Et alors, dans ses moments là, quand les draps sont sales et qu'elle se terre sous les couettes, tremblante, il a un petit rire doux qui fait frémir la poussière sur les murs, et recouvre un instant le tic tac de l'horloge. Alors seulement il sort, avec toujours les mêmes mots, sans se retourner, après lui avait fait un petit baiser sur la joue.

« Toi, on t'appelle la Demoiselle, déjà. Tu auras le pouvoir, Minerva. »

Minerva, c'est la Demoiselle reine dont les yeux de flammes s'emplissent d'incendie et devant lesquels on brûle ; l'enfant prodigue aux mains de magicienne dont les espoirs s'insufflent dans ses mondes parallèles. Minerva, c'est la Demoiselle qui se pare de toile d'araignées et de temps pour patienter jusqu'au moment où les gargouilles se tairont et où elle pourra clamer sa haine.
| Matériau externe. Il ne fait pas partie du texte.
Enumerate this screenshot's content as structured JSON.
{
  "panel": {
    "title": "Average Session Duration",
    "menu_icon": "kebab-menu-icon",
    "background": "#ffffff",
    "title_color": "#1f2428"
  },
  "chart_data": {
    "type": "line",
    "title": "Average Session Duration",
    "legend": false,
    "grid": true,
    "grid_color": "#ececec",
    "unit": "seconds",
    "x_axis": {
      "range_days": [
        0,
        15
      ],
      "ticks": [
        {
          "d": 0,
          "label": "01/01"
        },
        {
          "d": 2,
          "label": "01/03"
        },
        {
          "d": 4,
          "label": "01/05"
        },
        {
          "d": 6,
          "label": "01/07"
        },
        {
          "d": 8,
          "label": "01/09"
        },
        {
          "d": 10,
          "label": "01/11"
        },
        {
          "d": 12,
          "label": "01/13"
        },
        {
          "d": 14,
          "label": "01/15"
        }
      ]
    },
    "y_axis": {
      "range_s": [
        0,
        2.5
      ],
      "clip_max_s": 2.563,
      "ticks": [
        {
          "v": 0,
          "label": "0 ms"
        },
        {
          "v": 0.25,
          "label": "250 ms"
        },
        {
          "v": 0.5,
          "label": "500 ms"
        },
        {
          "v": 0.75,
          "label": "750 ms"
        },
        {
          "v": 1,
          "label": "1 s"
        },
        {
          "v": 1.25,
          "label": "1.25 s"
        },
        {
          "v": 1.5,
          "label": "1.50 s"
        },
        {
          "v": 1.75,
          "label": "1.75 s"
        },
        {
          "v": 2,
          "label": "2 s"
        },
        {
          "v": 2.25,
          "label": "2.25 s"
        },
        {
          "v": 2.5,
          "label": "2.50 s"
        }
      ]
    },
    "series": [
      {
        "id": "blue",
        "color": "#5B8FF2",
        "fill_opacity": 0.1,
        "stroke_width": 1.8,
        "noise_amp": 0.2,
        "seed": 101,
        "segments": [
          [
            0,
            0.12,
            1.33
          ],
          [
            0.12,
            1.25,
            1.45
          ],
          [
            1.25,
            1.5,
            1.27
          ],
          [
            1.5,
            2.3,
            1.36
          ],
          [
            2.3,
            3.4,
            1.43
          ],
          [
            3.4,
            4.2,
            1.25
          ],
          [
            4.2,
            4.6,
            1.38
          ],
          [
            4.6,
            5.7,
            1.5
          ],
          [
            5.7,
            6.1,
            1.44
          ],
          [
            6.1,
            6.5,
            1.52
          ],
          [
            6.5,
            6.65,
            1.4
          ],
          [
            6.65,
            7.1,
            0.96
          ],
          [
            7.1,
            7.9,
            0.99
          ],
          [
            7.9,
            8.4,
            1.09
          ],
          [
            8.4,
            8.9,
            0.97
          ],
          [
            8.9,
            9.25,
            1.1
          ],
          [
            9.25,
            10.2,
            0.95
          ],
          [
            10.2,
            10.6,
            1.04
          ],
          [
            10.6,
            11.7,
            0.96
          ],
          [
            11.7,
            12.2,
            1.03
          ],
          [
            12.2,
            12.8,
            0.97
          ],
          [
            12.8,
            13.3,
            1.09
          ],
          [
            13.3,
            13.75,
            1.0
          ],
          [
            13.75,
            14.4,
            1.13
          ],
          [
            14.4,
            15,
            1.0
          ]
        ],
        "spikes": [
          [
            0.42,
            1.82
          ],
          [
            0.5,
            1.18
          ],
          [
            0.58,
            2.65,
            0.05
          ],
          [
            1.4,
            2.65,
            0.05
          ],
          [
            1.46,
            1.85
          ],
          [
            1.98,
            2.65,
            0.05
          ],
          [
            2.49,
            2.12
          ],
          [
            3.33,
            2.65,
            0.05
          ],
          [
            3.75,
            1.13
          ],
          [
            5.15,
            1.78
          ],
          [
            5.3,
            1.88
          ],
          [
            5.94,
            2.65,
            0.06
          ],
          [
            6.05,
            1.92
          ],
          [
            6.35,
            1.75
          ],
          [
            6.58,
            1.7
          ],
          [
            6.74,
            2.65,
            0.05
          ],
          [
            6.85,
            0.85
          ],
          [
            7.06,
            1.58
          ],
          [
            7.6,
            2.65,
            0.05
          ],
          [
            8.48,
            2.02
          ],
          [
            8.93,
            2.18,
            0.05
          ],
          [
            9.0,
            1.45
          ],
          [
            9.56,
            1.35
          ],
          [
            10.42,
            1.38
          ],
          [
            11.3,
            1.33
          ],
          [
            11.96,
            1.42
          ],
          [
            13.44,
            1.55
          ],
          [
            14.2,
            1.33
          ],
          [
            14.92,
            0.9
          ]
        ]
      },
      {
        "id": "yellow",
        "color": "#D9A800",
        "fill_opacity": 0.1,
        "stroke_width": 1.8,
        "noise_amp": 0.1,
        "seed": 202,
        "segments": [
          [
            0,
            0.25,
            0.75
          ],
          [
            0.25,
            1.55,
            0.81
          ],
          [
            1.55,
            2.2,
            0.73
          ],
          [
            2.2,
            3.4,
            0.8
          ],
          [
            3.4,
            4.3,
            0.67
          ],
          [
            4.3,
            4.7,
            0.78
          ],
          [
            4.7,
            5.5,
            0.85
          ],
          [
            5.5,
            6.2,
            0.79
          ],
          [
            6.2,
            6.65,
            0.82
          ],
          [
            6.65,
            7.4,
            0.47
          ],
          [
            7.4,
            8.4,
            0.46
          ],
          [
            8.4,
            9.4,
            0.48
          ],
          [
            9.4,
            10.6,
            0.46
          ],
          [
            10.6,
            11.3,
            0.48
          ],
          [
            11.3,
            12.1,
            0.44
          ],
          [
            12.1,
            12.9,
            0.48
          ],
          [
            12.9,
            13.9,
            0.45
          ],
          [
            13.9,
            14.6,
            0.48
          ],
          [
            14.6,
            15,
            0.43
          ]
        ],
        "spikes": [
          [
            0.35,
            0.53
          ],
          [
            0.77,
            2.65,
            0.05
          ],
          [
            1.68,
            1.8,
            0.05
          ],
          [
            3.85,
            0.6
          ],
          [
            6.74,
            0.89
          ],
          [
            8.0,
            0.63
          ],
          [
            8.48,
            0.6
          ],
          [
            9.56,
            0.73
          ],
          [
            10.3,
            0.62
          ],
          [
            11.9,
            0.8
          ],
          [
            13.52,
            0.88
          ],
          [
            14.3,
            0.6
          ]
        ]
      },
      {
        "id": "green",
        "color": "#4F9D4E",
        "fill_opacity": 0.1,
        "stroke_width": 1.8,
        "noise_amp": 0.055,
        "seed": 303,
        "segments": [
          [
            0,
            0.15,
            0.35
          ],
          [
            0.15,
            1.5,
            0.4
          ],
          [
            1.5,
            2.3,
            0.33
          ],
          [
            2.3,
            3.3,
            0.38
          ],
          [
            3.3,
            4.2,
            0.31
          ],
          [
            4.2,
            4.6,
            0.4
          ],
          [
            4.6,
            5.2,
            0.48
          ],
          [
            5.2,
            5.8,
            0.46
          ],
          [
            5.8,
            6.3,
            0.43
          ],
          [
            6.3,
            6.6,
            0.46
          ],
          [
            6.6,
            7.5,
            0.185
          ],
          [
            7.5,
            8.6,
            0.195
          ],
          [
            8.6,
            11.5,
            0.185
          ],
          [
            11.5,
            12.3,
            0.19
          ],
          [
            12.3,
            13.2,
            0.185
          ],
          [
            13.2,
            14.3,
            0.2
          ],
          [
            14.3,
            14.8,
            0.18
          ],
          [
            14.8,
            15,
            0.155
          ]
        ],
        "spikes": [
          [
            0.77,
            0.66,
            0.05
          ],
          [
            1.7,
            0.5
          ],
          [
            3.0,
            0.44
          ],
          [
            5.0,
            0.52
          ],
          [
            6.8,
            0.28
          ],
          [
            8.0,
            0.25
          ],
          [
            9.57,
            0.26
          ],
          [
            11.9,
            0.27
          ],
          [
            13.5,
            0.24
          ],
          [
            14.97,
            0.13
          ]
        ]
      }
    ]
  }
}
[Voyons, Mademoiselle aux araignées, venez tisser vos toiles avec nous…]

Alors elle attend. Elle peut attendre longtemps.

Mais cette nuit là, il sera rapide. Minerva ne sait pas comment, mais elle sent sa présence, dans les murs confinés qui lui mangent l'air et lui bloquent les poumons. Il est là depuis le début il regardait simplement danser les secrets, fasciné comme devant la vitre d'un aquarium.

Sa respiration erratique résonne comme le sinistre écho de l'horloge. Et alors qu'elle se terre sous les couvertures, un peu plus, elle sent sur ses lèvres abominables d'horreur et de pouvoir se former un sourire horrible.

Et elle attend encore ; il n'y en a plus pour longtemps.

Son ombre s'étend, et le crissement de l'horlogerie de bois se brise sous le froissement des draps. Elle l'entend qui se glisse contre son corps froid, et la moiteur de sa peau la fait frémir comme sous une caresse animale.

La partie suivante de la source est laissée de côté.